A 57.0-kg boy and his 43.0-kg sister, both wearing roller blades, face each other at rest. The girl pushes the boy hard, sending him backward with a velocity 3.00 m/s toward the west. Ignore friction.

(a) Describe the subsequent motion of the girl.

(b) How much potential energy in the girls body is converted into mechanical energy of the boy-girl system?

(c) Is the momentum of the boy-girl system conserved in the pushing-apart process? If so, explain how that is possible considering (d) there are large forces acting and

(e) there is no motion beforehand and plenty of motion afterward.

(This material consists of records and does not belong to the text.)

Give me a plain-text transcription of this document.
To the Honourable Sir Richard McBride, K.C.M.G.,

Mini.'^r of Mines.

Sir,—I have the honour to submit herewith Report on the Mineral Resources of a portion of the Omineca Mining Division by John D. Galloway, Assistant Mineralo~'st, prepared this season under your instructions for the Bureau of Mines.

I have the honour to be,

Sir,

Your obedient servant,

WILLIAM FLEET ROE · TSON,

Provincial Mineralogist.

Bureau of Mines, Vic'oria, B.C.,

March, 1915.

a) The motion of the girl opposes that of the boy

b) Mechanical Energy = 596.56 J

c) The momentum of the boy-girl system is conserved

Check explanations for d) and e)

Explanation:

Mass of the boy, M₁ = 57.0 kg

Mass of the sister, M₂ = 43.0 kg

Velocity of the boy, v₁ = 3.00 m/s

Velocity of the girl, v₂ = ?

For momentum to be conserved:

M₁v₁ = - M₂v₂

v₂ = M₁v₁/M₂

v₂ = (-57*3) / 43

v₂ = - 3.977 m/s

The motion of the girl is opposite in direction to the motion of the boy. Both of them have equal both opposite momentum

Momentum of the boy = M₁v₁ = 57 * 3

Momentum of the boy = 171 kgm/s²

Momentum of the girl = - M₂v₂ = - (43 * 3.977)

Momentum of the girl = - 171 kgm/s²

b) The potential energy in the girl's body converted to mechanical energy of the boy-girl system is the summation of the individual kinetic energy of the boy and the girl

Mechanical Energy = 0.5 (M₁v₁² + M₂v₂²)

Mechanical Energy = 0.5 ((57 * 3²) + (43 * 3.977²)

Mechanical Energy = 0.5 (513 + 680.11)

Mechanical Energy = 596.56 J

c) The momentum is conserved because the velocities are opposite and the summation of the momenta is zero which obeys the principle of conservation of momentum.

d) Since both exert equal and opposite forces, one annuls the effect of the other. Newton's third law

e) Since the velocities are opposite and equal, momentum is conserved regardless of the initial speed.